Russia is kicking out foreign workers and revoking working visas for various minor reasons. Companies fear it will get worse due to the standoff with Ukraine and the sanctions headed toward Russia if it decides to annex Crimea.
Almost 1,000 people from countries outside the former Soviet Union have had their work visas revoked for committing two or more “administrative violations” since the end of last year, when the migration service and traffic police linked their databases, according to immigration authorities. Such offenses can be as minor as a parking ticket, smoking in prohibited areas or even jaywalking.
“Individuals have been stopped on the border for having two speeding tickets and told their visa is no longer any good,” said Alexis Rodzianko, president of the American Chamber of Commerce in Moscow, which promotes the interests of Exxon Mobil Corp., PepsiCo Inc. (PEP) and 800 other companies.
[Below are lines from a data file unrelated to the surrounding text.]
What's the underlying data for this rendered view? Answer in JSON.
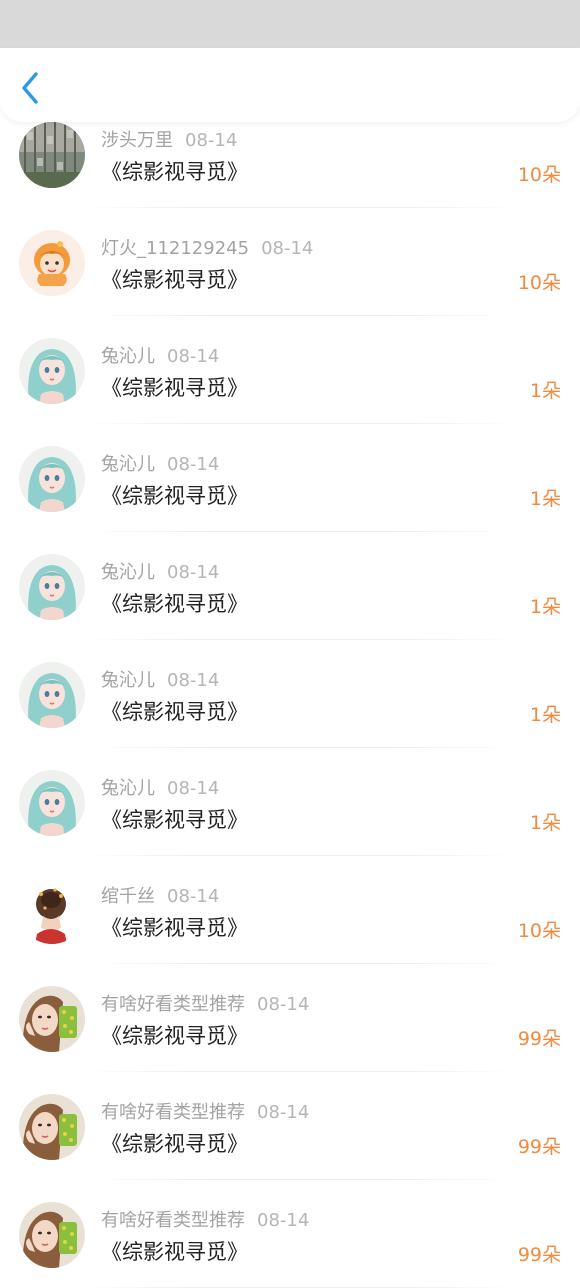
{
  "header": {
    "back_icon": "chevron-left-icon",
    "accent_color": "#2b9ae6"
  },
  "colors": {
    "amount": "#f08a3e",
    "meta": "#a3a3a3",
    "title": "#222222"
  },
  "items": [
    {
      "name": "涉头万里",
      "date": "08-14",
      "title": "《综影视寻觅》",
      "amount": "10朵",
      "avatar": "landscape-photo"
    },
    {
      "name": "灯火_112129245",
      "date": "08-14",
      "title": "《综影视寻觅》",
      "amount": "10朵",
      "avatar": "cartoon-girl"
    },
    {
      "name": "兔沁儿",
      "date": "08-14",
      "title": "《综影视寻觅》",
      "amount": "1朵",
      "avatar": "anime-girl-teal-hair"
    },
    {
      "name": "兔沁儿",
      "date": "08-14",
      "title": "《综影视寻觅》",
      "amount": "1朵",
      "avatar": "anime-girl-teal-hair"
    },
    {
      "name": "兔沁儿",
      "date": "08-14",
      "title": "《综影视寻觅》",
      "amount": "1朵",
      "avatar": "anime-girl-teal-hair"
    },
    {
      "name": "兔沁儿",
      "date": "08-14",
      "title": "《综影视寻觅》",
      "amount": "1朵",
      "avatar": "anime-girl-teal-hair"
    },
    {
      "name": "兔沁儿",
      "date": "08-14",
      "title": "《综影视寻觅》",
      "amount": "1朵",
      "avatar": "anime-girl-teal-hair"
    },
    {
      "name": "绾千丝",
      "date": "08-14",
      "title": "《综影视寻觅》",
      "amount": "10朵",
      "avatar": "hair-bun-back"
    },
    {
      "name": "有啥好看类型推荐",
      "date": "08-14",
      "title": "《综影视寻觅》",
      "amount": "99朵",
      "avatar": "selfie-girl-phone"
    },
    {
      "name": "有啥好看类型推荐",
      "date": "08-14",
      "title": "《综影视寻觅》",
      "amount": "99朵",
      "avatar": "selfie-girl-phone"
    },
    {
      "name": "有啥好看类型推荐",
      "date": "08-14",
      "title": "《综影视寻觅》",
      "amount": "99朵",
      "avatar": "selfie-girl-phone"
    }
  ]
}
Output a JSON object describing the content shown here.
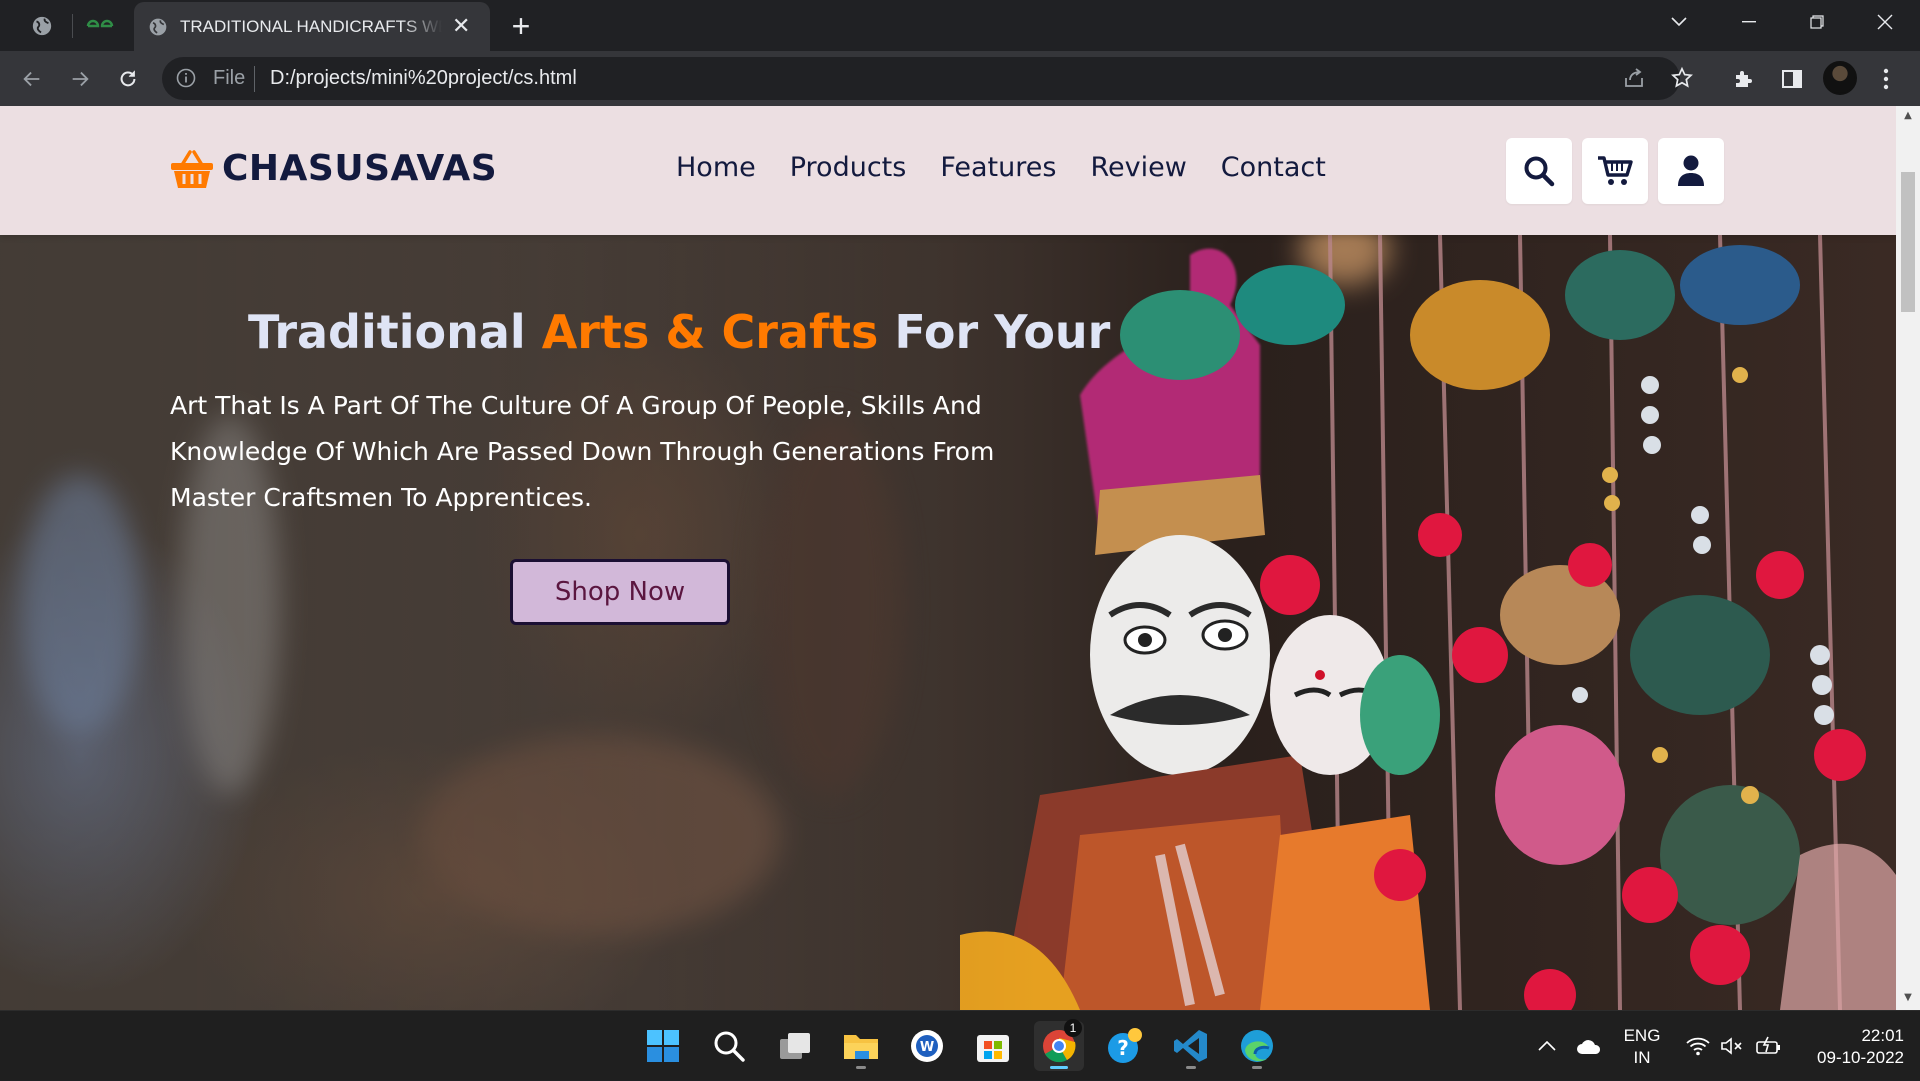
{
  "browser": {
    "active_tab": {
      "title": "TRADITIONAL HANDICRAFTS WEBSITE",
      "favicon": "globe-icon"
    },
    "address": {
      "scheme_label": "File",
      "url": "D:/projects/mini%20project/cs.html"
    }
  },
  "site": {
    "brand": "CHASUSAVAS",
    "nav": [
      "Home",
      "Products",
      "Features",
      "Review",
      "Contact"
    ],
    "colors": {
      "header_bg": "#ecdfe2",
      "brand_text": "#131a3e",
      "accent": "#ff7a00",
      "button_bg": "#d2b8d9"
    },
    "hero": {
      "title_part1": "Traditional ",
      "title_accent": "Arts & Crafts",
      "title_part2": " For Your",
      "description": "Art That Is A Part Of The Culture Of A Group Of People, Skills And Knowledge Of Which Are Passed Down Through Generations From Master Craftsmen To Apprentices.",
      "cta": "Shop Now"
    }
  },
  "taskbar": {
    "apps": [
      "start-icon",
      "search-icon",
      "task-view-icon",
      "file-explorer-icon",
      "app-w-icon",
      "store-icon",
      "chrome-icon",
      "help-icon",
      "vscode-icon",
      "edge-icon"
    ],
    "chrome_badge": "1",
    "lang_line1": "ENG",
    "lang_line2": "IN",
    "time": "22:01",
    "date": "09-10-2022"
  }
}
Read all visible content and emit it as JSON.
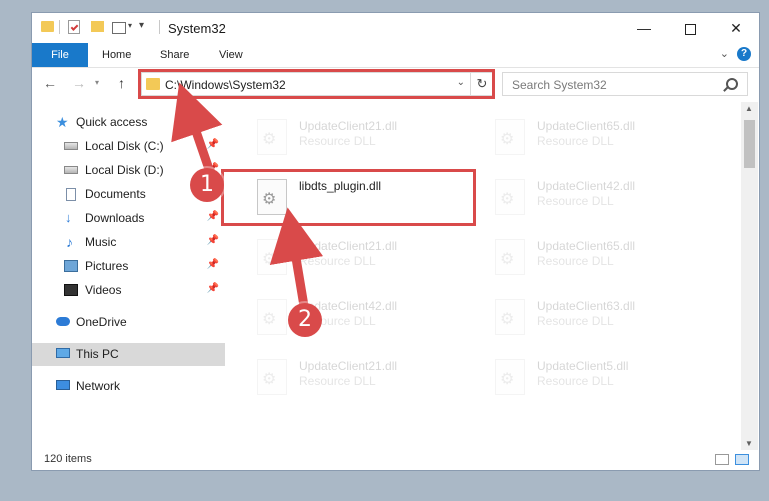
{
  "window": {
    "title": "System32"
  },
  "ribbon": {
    "file": "File",
    "home": "Home",
    "share": "Share",
    "view": "View"
  },
  "address": {
    "path": "C:\\Windows\\System32"
  },
  "search": {
    "placeholder": "Search System32"
  },
  "sidebar": {
    "items": [
      {
        "label": "Quick access",
        "icon": "star-icon",
        "pinned": false
      },
      {
        "label": "Local Disk (C:)",
        "icon": "drive-icon",
        "pinned": true
      },
      {
        "label": "Local Disk (D:)",
        "icon": "drive-icon",
        "pinned": true
      },
      {
        "label": "Documents",
        "icon": "documents-icon",
        "pinned": true
      },
      {
        "label": "Downloads",
        "icon": "downloads-icon",
        "pinned": true
      },
      {
        "label": "Music",
        "icon": "music-icon",
        "pinned": true
      },
      {
        "label": "Pictures",
        "icon": "pictures-icon",
        "pinned": true
      },
      {
        "label": "Videos",
        "icon": "videos-icon",
        "pinned": true
      },
      {
        "label": "OneDrive",
        "icon": "onedrive-icon",
        "pinned": false
      },
      {
        "label": "This PC",
        "icon": "this-pc-icon",
        "pinned": false,
        "selected": true
      },
      {
        "label": "Network",
        "icon": "network-icon",
        "pinned": false
      }
    ]
  },
  "files": {
    "left": [
      {
        "name": "UpdateClient21.dll",
        "type": "Resource DLL"
      },
      {
        "name": "libdts_plugin.dll",
        "type": ""
      },
      {
        "name": "UpdateClient21.dll",
        "type": "Resource DLL"
      },
      {
        "name": "UpdateClient42.dll",
        "type": "Resource DLL"
      },
      {
        "name": "UpdateClient21.dll",
        "type": "Resource DLL"
      }
    ],
    "right": [
      {
        "name": "UpdateClient65.dll",
        "type": "Resource DLL"
      },
      {
        "name": "UpdateClient42.dll",
        "type": "Resource DLL"
      },
      {
        "name": "UpdateClient65.dll",
        "type": "Resource DLL"
      },
      {
        "name": "UpdateClient63.dll",
        "type": "Resource DLL"
      },
      {
        "name": "UpdateClient5.dll",
        "type": "Resource DLL"
      }
    ]
  },
  "status": {
    "item_count": "120 items"
  },
  "callouts": {
    "step1": "1",
    "step2": "2"
  },
  "colors": {
    "accent": "#1979ca",
    "highlight": "#d94a4a"
  }
}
The deportations started before the Ukrainian parliament deposed Russia-backed president Viktor Yanukovych. The Association of European Businesses was in the middle of talks with Russia to halt the deportations, but the talks stopped and there are no plans to continue.
Russia has a history of bullying any country that wants to join the European Union by targeting its workers in the country. Moldova was in talks to join the EU when Russia decided to deport its workers and forbid them reentry. In September, 200,000 Moldovan citizens were denied entry into Russia because they violated Russia’s immigration law. Kommersant-MD said the workers received a special stamp on their passports to show exclusion from Russia.
The trade deal between the EU and Ukraine is the main reason for the crisis between Ukraine and Russia. It was proposed May 2013, and Russia made moves to persuade Yanukovych to turn it down. In August, Russia told Ukraine it would deport any worker with a Ukrainian accent because its data showed that many of the workers were in Russia illegally. On August 14, Russia put more controls on Ukrainian exports into the country.